A gas turbine engine typically includes a fan section, a compressor section, a combustor section, and a turbine section. Air entering the compressor section is compressed and delivered into the combustion section where it is mixed with fuel and ignited to generate a high-speed exhaust gas flow. The high-speed exhaust gas flow expands through the turbine section to drive the compressor and the fan section.
The turbine section includes at least one array of vanes axially offset from at least one array of blades. In order to increase operating efficiency of the gas turbine engine, operating temperatures in the turbine section have typically been increased. The elevated temperature of the turbine section requires cooling of several of the components in the turbine section with air from the compressor section. However, to meet the increased temperature demands in a gas turbine engine, the additional cooling that is required will increase the demand on the compressor section, which supplies the cooling fluid, reducing the overall efficiency of the gas turbine engine.
In one exemplary embodiment, a rotor blade assembly includes at least one rotor blade including an airfoil that has a leading edge internal cooling passage that extends through the rotor blade and is in communication with cooling holes along a leading edge of the airfoil. A compression portion includes a compression passage that is in communication with the leading edge internal cooling passage.
In a further embodiment of the above, at least one rotor blade includes a trialing edge internal cooling passage.
In a further embodiment of any of the above, the compression passage includes an inlet that has a first cross-sectional area and an outlet that has a second cross-sectional area smaller than the first cross sectional area.
In a further embodiment of any of the above, the leading edge internal cooling passage includes an aerodynamic shape.
In a further embodiment of any of the above, the aerodynamic shape tapers in a radially outward direction.
In a further embodiment of any of the above, the compression portion includes a compressor wheel forming a ring.
In a further embodiment of any of the above, the compression portion is integral with at least one rotor blade and includes a scoop.
In a further embodiment of any of the above, the leading edge internal cooling passage is configured to receive cooling air from an intermediate stage of a compressor section to provide bleed air to the leading edge internal cooling passage.

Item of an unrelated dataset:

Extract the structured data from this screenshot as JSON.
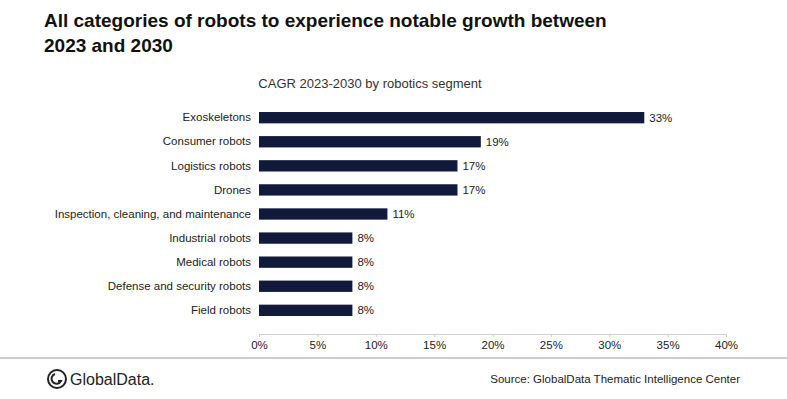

In another exemplary embodiment, a gas turbine engine assembly includes a compressor section for providing a bleed air source. A rotor blade assembly includes at least one rotor blade that includes an airfoil that has a leading edge internal cooling passage that extends through the rotor blade and is in communication with cooling holes along a leading edge of the airfoil. A compression portion includes a compression passage that is in communication with the leading edge internal cooling passage and the bleed air source.
In a further embodiment of any of the above, the bleed air source is from an intermediate stage of the compressor section.
In a further embodiment of any of the above, the compressor section includes a high pressure compressor and the intermediate stage is located in the high pressure compressor.
In a further embodiment of any of the above, the rotor blade includes a trialing edge internal cooling passage.
In a further embodiment of any of the above, the compression passage includes an inlet having a first cross-sectional area and an outlet having a second cross-sectional area smaller than the first cross sectional area.
In a further embodiment of any of the above, the leading edge internal cooling passage includes an aerodynamic shape.
In a further embodiment of any of the above, the aerodynamic shape tapers in a radially outward direction.
In a further embodiment of any of the above, the compression portion includes a compressor wheel forming a ring.
In a further embodiment of any of the above, the compression portion is integral with the at least one rotor blade and includes a scoop.
In another exemplary embodiment, a method of cooling a rotor blade includes directing bleed air from a compressor section into a rotor cavity. A first portion of the bleed air at a first pressure is directed into a compression portion for increasing a pressure of the bleed air entering a leading edge internal cooling passage of at least one rotor blade to a second pressure. A second portion of the bleed air at the first pressure is directed into a trailing edge internal cooling passage.
In a further embodiment of any of the above, the method includes rotating the compression portion with the at least one rotor blade.
In a further embodiment of any of the above, the method includes extracting the bleed air from an intermediate stage of a high pressure compressor in the compressor section.